The New York Times has now introduced the redesigned best seller lists announced in November starting with the February 13th list.
In addition to the hardcover and paperback lists, there are two new sets of rankings to ponder. The e-book list tracks the top fiction and nonfiction titles available across a range of e-reader platforms. And the combined list ranks titles over four formats: e-book, hardcover, trade paperback and mass-market paperback.
So what differences are there between the e-book and print book rankings. Well if this fist week is typical the answer is remarkably few differences.

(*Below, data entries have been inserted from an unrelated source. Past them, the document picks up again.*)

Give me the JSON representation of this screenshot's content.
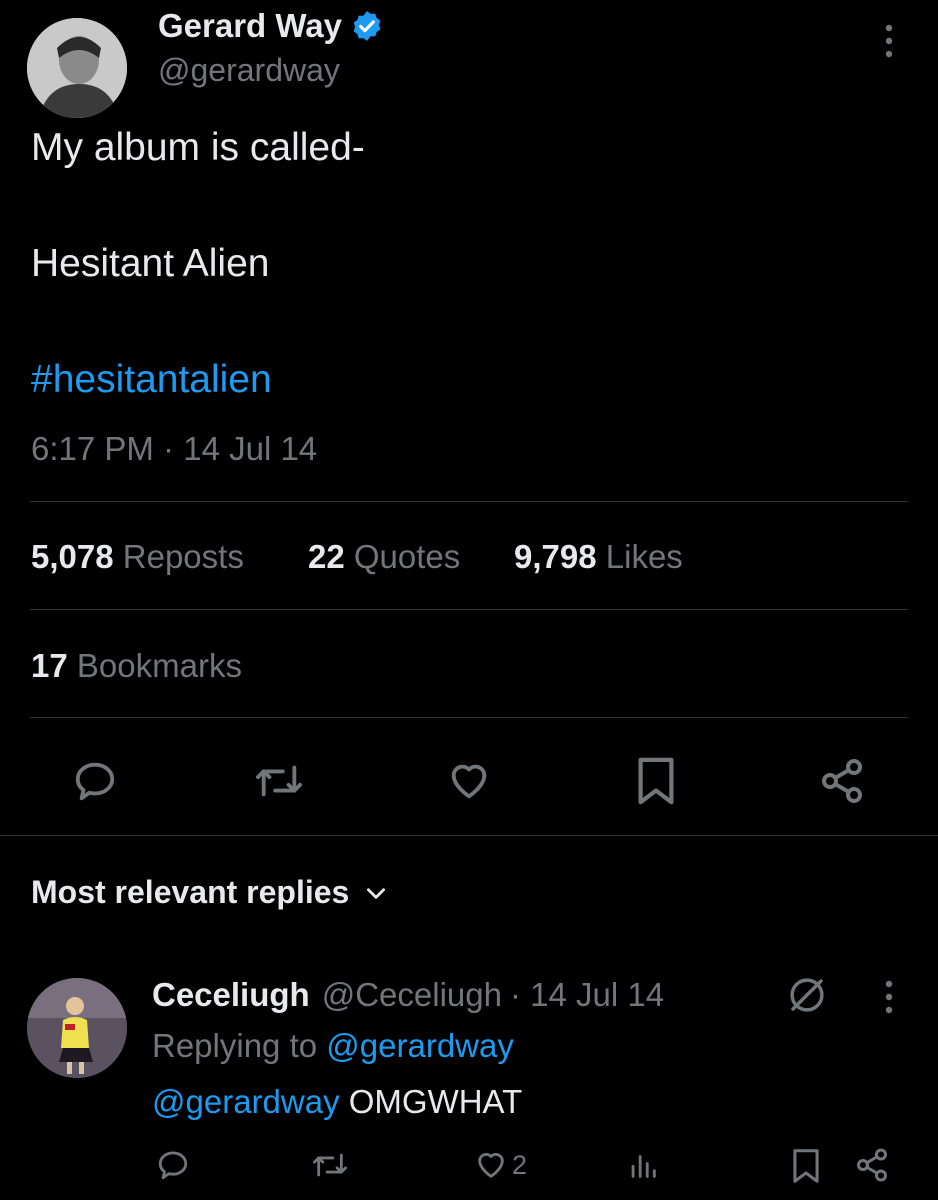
{
  "tweet": {
    "author_name": "Gerard Way",
    "author_handle": "@gerardway",
    "text_line1": "My album is called-",
    "text_line2": "Hesitant Alien",
    "hashtag": "#hesitantalien",
    "timestamp": "6:17 PM · 14 Jul 14",
    "stats": {
      "reposts_count": "5,078",
      "reposts_label": "Reposts",
      "quotes_count": "22",
      "quotes_label": "Quotes",
      "likes_count": "9,798",
      "likes_label": "Likes",
      "bookmarks_count": "17",
      "bookmarks_label": "Bookmarks"
    },
    "actions": [
      "reply-icon",
      "repost-icon",
      "like-icon",
      "bookmark-icon",
      "share-icon"
    ]
  },
  "replies_header": {
    "label": "Most relevant replies"
  },
  "reply": {
    "author_name": "Ceceliugh",
    "author_handle": "@Ceceliugh",
    "date": "· 14 Jul 14",
    "replying_to_label": "Replying to",
    "replying_to_handle": "@gerardway",
    "mention": "@gerardway",
    "text": "OMGWHAT",
    "like_count": "2"
  },
  "colors": {
    "background": "#000000",
    "text": "#e7e9ea",
    "muted": "#71767b",
    "accent": "#1d9bf0",
    "divider": "#2f3336"
  }
}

In the fiction list we have identical entries on the combined list and the e-book list until we get to number 8 - and even here it's not a big discrepancy in that 8 in the e-book list is at 9 in the combined list and 8 in the combined list is at 18 in the e-book list.
So you might draw the conclusion that e-book fiction buyers are choosing the same titles as the print format books - well that is only part of the story.
More interesting is that e-book sales dominate. In her commentary on the week's list Jennifer Schuessler points out:
For top fiction titles, the typical e-book share was upward of 60 percent of total sales, with John Grisham's latest, "The Confession," hitting 75 percent.
According to Schuessler:
The new lists do reveal a few intriguing anomalies. Alexandra Horowitz's "Inside of a Dog," for example, is the No. 2 paperback nonfiction seller and the No. 6 overall print seller, but fails to crack the top 35 nonfiction e-books. (Maybe dogs eat Kindles?) According to sales data reported to The New York Times, only 3 percent of Horowitz's sales came from e-books, a tiny proportion next to the roughly 40 to 50 percent reported for most of her fellow nonfiction best sellers.
So here the anomaly seems to be with the author, who with only published title that was published first in French is admittedly an outlier, rather than the format - and in general non-fiction titles that sell well in print also sell well as e-books.
Schuesseler concludes her commentary on the revamped lists with a question raised by the high proportion of e-book sales overall:
What does this portend for the book market as a whole, where e-book sales were just under 10 percent of the total for 2010?
e-reader manufacturers and e-publishers will also be interested to see how this trend continues.